Sunday, January 29, 2006

A hike up "Brokeback Mountain"

This just in: "Brokeback Mountain" is about gay cowboys. If you can manage to get past that, it's also about a whole lot more.

I'll admit, I had a little trouble getting psyched up for this one. Like Rory Gilmore, I found myself making a pro-con list in my head. It went something like this:

Pros: 1. I absolutely love Ang Lee. "Crouching Tiger, Hidden Dragon" already should have brought him a best picture Oscar, and heck, I even liked "The Hulk."
2. It's sure to be nominated for best picture at this year's Oscars, so it has to be good, right?

Cons: 1. Though it doesn't physically sicken me, seeing two men kiss has never been on my daily things-to-do list.
2. Oscar voters have a long history of going for movies that are "important" rather than good. And there's a big difference. From 1988-1990 we had "Rain Man," "Driving Miss Daisy" and "Dances with Wolves," making for six hours of my life I'd sure like to get back.

All that said, "Brokeback Mountain" is a pretty good, not great, movie in my book.
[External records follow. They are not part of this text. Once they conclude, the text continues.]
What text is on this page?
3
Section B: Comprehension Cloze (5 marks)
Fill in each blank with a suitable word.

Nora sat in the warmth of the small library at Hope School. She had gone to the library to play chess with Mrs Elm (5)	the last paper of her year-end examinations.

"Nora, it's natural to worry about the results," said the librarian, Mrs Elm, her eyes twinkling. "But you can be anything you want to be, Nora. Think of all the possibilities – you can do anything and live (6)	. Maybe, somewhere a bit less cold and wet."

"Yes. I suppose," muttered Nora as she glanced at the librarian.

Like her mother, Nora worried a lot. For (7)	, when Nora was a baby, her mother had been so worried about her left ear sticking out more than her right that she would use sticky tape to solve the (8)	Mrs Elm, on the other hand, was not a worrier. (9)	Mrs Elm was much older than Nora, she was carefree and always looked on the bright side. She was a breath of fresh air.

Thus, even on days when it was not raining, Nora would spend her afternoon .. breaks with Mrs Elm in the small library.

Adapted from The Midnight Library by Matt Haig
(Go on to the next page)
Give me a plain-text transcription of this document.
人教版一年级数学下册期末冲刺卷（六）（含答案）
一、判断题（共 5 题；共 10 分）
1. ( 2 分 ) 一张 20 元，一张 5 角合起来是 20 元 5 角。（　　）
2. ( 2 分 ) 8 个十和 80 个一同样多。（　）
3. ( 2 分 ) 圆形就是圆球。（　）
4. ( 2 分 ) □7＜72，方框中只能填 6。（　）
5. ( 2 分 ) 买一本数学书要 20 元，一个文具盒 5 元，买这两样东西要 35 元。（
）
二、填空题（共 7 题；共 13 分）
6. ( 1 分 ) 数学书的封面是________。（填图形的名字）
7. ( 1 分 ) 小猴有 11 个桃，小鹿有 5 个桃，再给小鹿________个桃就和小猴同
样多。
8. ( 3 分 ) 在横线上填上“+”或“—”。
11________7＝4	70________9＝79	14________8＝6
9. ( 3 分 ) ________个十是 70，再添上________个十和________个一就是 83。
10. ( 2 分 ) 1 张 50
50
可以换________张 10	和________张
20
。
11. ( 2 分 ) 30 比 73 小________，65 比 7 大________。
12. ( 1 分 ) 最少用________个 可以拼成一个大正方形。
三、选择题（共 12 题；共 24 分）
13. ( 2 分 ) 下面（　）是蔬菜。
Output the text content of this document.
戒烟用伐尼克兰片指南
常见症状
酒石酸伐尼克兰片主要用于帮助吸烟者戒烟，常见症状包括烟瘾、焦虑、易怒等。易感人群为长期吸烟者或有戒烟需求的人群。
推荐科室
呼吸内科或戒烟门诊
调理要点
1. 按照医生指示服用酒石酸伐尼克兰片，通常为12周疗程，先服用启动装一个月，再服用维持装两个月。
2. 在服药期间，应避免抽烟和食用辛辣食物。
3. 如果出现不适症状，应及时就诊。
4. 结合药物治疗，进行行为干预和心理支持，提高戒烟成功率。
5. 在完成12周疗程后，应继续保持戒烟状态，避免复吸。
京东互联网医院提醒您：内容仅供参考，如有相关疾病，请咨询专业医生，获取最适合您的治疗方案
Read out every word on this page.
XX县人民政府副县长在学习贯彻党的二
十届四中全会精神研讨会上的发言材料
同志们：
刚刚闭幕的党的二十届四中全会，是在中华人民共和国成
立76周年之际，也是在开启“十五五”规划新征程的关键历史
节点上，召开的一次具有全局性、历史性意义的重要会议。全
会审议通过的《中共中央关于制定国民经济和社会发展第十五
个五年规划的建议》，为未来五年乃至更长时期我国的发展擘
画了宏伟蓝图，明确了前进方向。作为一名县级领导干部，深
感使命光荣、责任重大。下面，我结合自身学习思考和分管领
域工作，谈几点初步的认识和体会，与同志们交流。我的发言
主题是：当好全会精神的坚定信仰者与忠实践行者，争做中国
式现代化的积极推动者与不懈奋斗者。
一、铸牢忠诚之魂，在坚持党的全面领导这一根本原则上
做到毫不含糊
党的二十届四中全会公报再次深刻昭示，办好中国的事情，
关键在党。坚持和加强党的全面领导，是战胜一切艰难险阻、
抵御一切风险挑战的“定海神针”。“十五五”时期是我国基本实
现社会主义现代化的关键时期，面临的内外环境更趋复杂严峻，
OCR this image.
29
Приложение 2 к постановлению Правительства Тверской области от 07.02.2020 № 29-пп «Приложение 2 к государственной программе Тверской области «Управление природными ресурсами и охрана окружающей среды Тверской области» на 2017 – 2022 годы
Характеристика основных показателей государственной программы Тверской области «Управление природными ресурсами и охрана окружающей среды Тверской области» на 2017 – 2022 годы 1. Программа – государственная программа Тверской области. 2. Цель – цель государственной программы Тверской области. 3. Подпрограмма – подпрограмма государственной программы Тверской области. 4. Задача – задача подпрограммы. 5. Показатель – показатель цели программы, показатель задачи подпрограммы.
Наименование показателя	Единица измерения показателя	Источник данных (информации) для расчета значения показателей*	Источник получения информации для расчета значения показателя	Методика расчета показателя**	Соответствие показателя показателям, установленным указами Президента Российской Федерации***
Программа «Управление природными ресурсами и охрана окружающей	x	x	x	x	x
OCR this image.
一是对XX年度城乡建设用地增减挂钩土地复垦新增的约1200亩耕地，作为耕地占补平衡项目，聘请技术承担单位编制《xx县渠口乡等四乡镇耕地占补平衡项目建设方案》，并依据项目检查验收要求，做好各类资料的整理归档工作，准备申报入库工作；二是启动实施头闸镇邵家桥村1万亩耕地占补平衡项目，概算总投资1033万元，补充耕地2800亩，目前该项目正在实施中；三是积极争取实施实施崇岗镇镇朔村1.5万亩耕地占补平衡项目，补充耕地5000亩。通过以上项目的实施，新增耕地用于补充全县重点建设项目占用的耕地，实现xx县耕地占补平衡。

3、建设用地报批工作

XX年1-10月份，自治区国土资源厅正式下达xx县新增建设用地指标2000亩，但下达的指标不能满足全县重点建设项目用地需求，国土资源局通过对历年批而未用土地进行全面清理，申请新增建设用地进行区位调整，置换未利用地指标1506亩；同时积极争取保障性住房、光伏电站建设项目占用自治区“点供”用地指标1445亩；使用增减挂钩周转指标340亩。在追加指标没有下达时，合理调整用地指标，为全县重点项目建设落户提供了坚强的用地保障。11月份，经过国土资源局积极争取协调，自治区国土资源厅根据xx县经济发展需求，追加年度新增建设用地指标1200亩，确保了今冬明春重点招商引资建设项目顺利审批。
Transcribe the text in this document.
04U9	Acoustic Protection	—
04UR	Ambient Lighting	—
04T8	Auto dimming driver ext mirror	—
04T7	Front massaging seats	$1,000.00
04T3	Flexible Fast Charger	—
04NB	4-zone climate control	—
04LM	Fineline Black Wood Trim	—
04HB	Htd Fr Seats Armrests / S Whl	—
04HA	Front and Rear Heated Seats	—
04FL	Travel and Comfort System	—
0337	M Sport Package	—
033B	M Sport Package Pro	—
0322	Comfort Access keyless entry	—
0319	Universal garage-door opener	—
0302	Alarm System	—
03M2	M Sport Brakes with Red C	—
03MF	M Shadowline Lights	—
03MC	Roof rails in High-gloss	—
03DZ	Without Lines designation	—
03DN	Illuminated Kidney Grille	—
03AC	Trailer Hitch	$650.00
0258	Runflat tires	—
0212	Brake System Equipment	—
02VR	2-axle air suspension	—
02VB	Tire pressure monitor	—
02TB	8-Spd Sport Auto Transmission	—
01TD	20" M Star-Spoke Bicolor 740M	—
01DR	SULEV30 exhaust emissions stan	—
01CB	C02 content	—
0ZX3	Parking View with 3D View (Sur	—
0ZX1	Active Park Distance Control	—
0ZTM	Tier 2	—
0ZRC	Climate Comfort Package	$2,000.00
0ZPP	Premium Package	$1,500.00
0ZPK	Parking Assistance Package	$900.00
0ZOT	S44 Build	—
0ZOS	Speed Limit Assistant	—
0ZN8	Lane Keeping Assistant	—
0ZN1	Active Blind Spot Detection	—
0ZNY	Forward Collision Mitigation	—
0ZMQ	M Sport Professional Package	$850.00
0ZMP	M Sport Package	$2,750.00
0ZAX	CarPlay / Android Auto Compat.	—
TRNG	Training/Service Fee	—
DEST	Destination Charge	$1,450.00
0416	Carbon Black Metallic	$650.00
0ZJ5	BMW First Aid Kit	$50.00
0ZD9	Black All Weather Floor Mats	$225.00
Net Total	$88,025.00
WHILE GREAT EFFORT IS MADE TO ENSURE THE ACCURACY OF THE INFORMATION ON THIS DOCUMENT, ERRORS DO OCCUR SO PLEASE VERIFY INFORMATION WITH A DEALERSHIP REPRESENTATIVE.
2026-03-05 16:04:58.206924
It is a romantic film, I suppose, but the love expressed always seems to be coupled with anger because it has been suppressed for so long. It centers on the relationship that develops between sheep-herding cowboys played by Heath Ledger and Jake Gyllenhaal as they are working one summer on Brokeback Mountain.

Both are great in challenging roles, but I couldn't help thinking of Billy Bob Thornton's Karl Childers as Ledger mumbled his way through the movie. It made me laugh at times you surely weren't supposed to.

But as much as it about their hidden love, it's also, like "The Last Picture Show," a great ode to the decaying West. Little shock that both were written by Larry McMurtry.

Though it was filmed in Canada, you'll be taken away to a different time and place, a view of the West that I've never seen better captured in film. The cinematography in the mountains alone is worth the price of admission.

Even saying so little, Ledger manages to chew up the screen, leaving only crumbs for the women in this one. Michelle Williams, however, as his struggling wife, manages to make them into a feast whenever she's given the chance. I can never figure out the dividing line between best actress/best supporting actress, but if she falls into the supporting category, she should walk away a winner.

For you Freaks and Geeks out there, Linda Cardellini makes a brief appearance near the end. She appears like an angel in a yellow halter top as she leads Ledger out to dance to Steve Earle's "Devil's Right Hand," but by that point he's too far gone to take much notice.

I won't begin to spoil the ending for you, but on many levels, this is a very tragic movie, but never maudlin. So why did I like it, but not love it?

I blame the Oscars. When a movie is preordained as great, I can't help but give it intense scrutiny. It happened last year with "Million Dollar Baby." Though I liked that too, I found both "The Aviator" and "Sideways" to be much more entertaining. In 2005, I'll go with "History of Violence" and "The Squid and the Whale" as movies that simply entertained me more than "Brokeback Mountain."

As a public service to anyone worried about such things, I'll answer the burning question: Just how gay is "Brokeback Mountain?" Well you do have to see two men kissing, and you will see, in varying degrees of focus, the butts of our two leading men. Their first encounter in a tent on the mountain is uncomfortable to watch, as it was intended to be. After that initial shock, Ang Lee takes over and is once again a masterful storyteller.

Back in December there was a humorous article in the New York Times about how groups like Focus on the Family are reviewing movies like this one, rather than picketing them. At least one group, however, reviewed "Brokeback Mountain" on two scales, one artistic and one moral, garnering it a split-decision of being somehow both "excellent" and "abhorrent" at the same time.

I guess baby steps are better than none at all.

P.S. A quick additional plug for the Capitol Theatre, which has certainly hit the ground running. Wednesday, Feb. 8, at 7:30 p.m., and again for a late show, there's "A History of Violence." I know I'll be there. Before then, you can catch a double feature of "Wallace & Gromit" and "The Family Stone" Friday, Feb. 3, and Saturday, Feb. 4.